I snuck out for an hour or two this morning to Pilling when the girls went shopping to Poulton on the bus. Kids nowadays just travel in cars and Olivia was so excited at the prospect of going shopping with her Nana it was a joy to watch Olivia's face as she stood waiting in anticipation for the number 2C to appear.
As I jumped out of the car almost simultaneously looking out to the marsh I got the unmistakeable thought that I had been here before when I saw a Marsh Harrier fly from the Cockerham direction, then left and west towards Pilling Water, just as it or a different one did on Saturday. Not content with that identical entrance, this one also went a long way into the distance, off towards Cockersands. If it's the same bird as Saturday’s I guess it heads west and then circuits the marsh out near the tide line but stays around the general area; if it was a different bird then it sure was a coincidental encounter. But local patches can be like that with birding days much like another.

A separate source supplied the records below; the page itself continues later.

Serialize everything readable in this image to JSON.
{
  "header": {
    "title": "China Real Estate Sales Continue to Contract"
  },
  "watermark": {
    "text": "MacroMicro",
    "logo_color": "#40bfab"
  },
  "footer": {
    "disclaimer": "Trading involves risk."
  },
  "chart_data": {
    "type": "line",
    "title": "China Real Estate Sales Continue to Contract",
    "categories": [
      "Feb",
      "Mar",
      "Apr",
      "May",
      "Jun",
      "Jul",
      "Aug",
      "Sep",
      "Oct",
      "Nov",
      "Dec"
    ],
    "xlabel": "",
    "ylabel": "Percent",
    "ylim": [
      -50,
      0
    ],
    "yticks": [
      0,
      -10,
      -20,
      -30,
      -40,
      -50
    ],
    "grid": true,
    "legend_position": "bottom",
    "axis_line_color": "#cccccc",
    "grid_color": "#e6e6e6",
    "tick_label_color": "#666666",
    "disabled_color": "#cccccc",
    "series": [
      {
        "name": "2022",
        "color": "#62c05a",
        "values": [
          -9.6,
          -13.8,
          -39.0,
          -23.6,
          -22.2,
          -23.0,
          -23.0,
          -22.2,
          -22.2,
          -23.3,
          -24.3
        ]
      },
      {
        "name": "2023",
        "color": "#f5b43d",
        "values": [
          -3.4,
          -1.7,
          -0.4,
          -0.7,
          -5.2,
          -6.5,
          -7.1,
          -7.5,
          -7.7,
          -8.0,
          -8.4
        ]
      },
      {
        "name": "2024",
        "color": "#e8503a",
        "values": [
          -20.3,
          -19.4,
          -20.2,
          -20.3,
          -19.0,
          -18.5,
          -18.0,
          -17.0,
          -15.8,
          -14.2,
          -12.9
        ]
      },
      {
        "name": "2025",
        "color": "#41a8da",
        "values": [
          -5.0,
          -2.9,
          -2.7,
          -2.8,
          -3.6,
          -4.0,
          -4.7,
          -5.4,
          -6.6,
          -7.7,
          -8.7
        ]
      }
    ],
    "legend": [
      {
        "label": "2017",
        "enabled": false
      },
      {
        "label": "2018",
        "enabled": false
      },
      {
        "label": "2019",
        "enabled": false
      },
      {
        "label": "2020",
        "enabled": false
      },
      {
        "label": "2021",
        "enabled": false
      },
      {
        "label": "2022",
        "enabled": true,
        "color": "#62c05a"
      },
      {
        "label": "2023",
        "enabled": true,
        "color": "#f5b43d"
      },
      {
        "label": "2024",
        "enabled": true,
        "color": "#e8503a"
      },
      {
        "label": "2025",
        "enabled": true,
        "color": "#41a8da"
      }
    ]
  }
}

When I arrived at Pilling Water the fine but wetting heavy drizzle had already started. Nothing new there then, so I sat under the big elderberry tree that gives a little bit of shelter plus a view over the marsh and outlet but also in both directions along the sea wall.
As I looked left towards the gate a few alarm calling Swallows alerted me to a Stoat that ran along the rocks towards me, and as Stoats do it stopped and peered at me before it went on its way. I frequently see Stoats here, I’ve even seen one swim the width of Broadfleet as the tide came in, but it’s not always they let anyone get too close. They make a living from the local bunnies and ducks around the pool but I think the lack of successful Meadow Pipit and Skylark nests in the immediate area has more than a little to do with the cute but deadly Stoat. Near the gate I watched 2 Wheatears and a Meadow Pipit dispute the best lookout post as they switched between the gate itself, the barbed fence and the metal rails of the sluice gate.
I settled down as best I could on the uncomfortable, damp rocks looking for the harrier which I didn’t see. Instead I saw 2 Peregrine, a brownish juvenile and a more striking adult, both sat on the distant marsh before each went their separate ways after a few minutes sitting in the pouring rain. A Kestrel flew past close by and veered off quickly, it initially hadn’t seen me under the tree. Along the outflow I could see 2 Common Sandpipers, 2 Pied Wagtails, 1 Grey Heron and 1 Little Egret and then further out a Greenshank triple called, but by now the visibility was so bad I didn’t see it. With the rising tide there were lots of Curlew and Redshank flying back and forth, but in the conditions impossible to count precisely.
I heard the Hi-fly quad bike in the pools, duck feeding time which had the effect of disturbing over 50 Teal from the pools as the flock flew off swift and sure to the distant tideline where they joined about 40 Shelduck. What a superb flier is the Teal, no wonder they are the sportsman’s prize.